Vrouwen behandeld na een leeftijd van 55 jaar dienen tenminste tot 10 jaar later gevolgd te worden.

Behandelde vrouwen die op grond van hun leeftijd buiten het bevolkingsonderzoek vallen, moeten na 5 jaar getest worden om een recidief uit te sluiten.

Er is geen bezwaar om de co-test 24 maanden na behandeling bij de huisarts uit te voeren.

Vanwege financiële consequenties is de tweede follow-up co-test bij de huisarts te prefereren.

Onderbouwing

Disclaimer 

In aanvulling op de gebruikersvoorwaarden, die in deze onverkort van toepassing zijn, geldt hetgeen hierna staat.

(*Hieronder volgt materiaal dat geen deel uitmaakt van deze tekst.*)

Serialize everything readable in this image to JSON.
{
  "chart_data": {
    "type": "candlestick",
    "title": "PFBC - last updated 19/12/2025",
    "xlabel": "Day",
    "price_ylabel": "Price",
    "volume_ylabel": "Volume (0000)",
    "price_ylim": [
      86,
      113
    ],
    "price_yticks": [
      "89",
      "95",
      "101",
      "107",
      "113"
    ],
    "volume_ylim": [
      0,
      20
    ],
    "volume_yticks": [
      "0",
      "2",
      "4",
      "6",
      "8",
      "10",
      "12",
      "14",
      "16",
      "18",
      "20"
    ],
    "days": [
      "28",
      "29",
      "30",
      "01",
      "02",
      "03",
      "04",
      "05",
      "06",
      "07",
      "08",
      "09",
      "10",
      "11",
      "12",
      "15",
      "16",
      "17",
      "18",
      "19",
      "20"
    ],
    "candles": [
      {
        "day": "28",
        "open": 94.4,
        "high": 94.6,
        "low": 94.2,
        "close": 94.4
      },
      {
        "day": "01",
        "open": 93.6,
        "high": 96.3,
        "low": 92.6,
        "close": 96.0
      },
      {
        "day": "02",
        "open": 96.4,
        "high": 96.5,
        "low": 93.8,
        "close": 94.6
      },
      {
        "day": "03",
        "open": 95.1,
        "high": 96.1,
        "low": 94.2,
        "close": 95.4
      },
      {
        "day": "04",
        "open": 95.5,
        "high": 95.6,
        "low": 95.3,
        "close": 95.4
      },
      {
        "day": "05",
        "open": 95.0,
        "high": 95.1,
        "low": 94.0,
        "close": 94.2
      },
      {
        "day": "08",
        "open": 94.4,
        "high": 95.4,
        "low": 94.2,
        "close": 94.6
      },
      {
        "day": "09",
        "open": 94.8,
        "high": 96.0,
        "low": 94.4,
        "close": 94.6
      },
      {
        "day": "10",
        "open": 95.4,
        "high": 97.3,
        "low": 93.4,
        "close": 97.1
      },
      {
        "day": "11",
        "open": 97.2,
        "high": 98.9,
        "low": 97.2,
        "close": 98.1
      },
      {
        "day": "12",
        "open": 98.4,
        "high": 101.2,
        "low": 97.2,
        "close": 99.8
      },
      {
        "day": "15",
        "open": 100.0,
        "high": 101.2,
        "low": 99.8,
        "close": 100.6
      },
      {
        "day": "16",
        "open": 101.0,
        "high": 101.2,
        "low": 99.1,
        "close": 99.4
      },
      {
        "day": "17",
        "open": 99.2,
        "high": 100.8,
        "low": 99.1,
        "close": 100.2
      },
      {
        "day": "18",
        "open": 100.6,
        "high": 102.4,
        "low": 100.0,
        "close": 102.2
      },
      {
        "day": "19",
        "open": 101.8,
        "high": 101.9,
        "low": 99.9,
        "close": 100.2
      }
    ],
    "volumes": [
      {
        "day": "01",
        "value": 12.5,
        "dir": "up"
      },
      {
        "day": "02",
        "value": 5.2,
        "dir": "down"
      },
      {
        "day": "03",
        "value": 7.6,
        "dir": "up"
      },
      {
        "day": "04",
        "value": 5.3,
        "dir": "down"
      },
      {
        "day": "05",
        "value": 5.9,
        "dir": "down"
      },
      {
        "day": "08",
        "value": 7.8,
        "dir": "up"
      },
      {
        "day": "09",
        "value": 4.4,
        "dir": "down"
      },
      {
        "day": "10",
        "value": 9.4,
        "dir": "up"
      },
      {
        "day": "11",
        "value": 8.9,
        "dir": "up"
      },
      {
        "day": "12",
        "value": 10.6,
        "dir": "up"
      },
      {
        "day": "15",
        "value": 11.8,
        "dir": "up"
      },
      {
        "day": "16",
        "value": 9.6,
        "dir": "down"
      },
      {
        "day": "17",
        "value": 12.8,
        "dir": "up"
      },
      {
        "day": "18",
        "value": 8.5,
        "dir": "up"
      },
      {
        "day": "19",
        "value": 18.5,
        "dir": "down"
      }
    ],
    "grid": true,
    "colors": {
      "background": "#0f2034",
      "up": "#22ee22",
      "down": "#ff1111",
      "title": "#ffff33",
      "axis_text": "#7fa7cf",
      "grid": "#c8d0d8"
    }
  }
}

Deze richtlijn is eerder geplaatst geweest op Oncoline en is vooruitlopend op het actualiseren ervan, nu in deze database opgenomen. De richtlijn zoals die nu is opgenomen voldoet nog niet aan alle kwaliteitseisen die aan publicatie in de Richtlijnendatabase worden gesteld en is daarom als PDF geplaatst. De richtlijn zal modulair worden geactualiseerd in nog volgende onderhoudsronden.

 

Zie het PDF-bestand 'Na behandelde CIN2-3' in de bijlagen.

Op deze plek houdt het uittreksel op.